Mit beidem habe ich bisher noch keine groesseren Projekte gemacht, aber wer C 
kann und Perl oder TCL erst lernen muss ... QT ist immerhin C. Und KDE 
liefert einen Design-Assistenten.

> >Ansonsten ist es gute Unix-Tradition, dass man Programme kombiniert und
> > jedes seine eigenen Staerken ausspielt. Also z.B.: TCL/TK Programm macht
> > das GUI und ruft mit den eingegebenen Parametern dann das C-Programm auf,
> > das die Parameter ueber die Kommandozeile bekommt.
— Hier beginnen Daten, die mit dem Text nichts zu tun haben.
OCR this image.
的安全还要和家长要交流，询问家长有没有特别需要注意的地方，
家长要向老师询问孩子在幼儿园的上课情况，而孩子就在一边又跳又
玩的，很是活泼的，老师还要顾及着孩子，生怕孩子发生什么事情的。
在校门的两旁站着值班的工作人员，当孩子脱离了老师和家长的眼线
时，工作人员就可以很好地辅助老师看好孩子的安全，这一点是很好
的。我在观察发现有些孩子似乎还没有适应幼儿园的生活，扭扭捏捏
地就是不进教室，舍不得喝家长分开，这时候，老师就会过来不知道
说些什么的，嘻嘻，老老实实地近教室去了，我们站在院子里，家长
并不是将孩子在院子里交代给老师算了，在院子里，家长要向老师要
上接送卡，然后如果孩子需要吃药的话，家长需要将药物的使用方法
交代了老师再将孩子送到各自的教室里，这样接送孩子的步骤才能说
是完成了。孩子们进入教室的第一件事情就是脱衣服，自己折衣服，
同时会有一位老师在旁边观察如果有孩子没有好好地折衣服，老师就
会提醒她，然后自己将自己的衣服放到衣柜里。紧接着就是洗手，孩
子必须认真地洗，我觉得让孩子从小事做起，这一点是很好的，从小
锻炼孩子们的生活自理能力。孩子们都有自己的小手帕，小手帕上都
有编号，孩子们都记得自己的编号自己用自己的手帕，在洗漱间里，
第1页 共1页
Und TCL/TK zeigt die
> > Ergebnisse wieder huebsch bunt an. Bzw. Perl/TK.
>
> Hey, hab ich da Sprache Nr. 4 gehört? Ich glaube perl/Tk ist einfacher
> als Tcl/Tk oder? Egal, wenn man perl schon kann und Tcl noch nicht auf
> jeden Fall.

Nein, hast du nicht. TK kommt urspruenglich aus dem TCL-Umfeld. Du kannst es 
sowohl mit TCL als inzwischen auch mit Perl nutzen. In einem Projekt beide 
Varianten zu mischen macht keinen Sinn. Also: ent oder weder.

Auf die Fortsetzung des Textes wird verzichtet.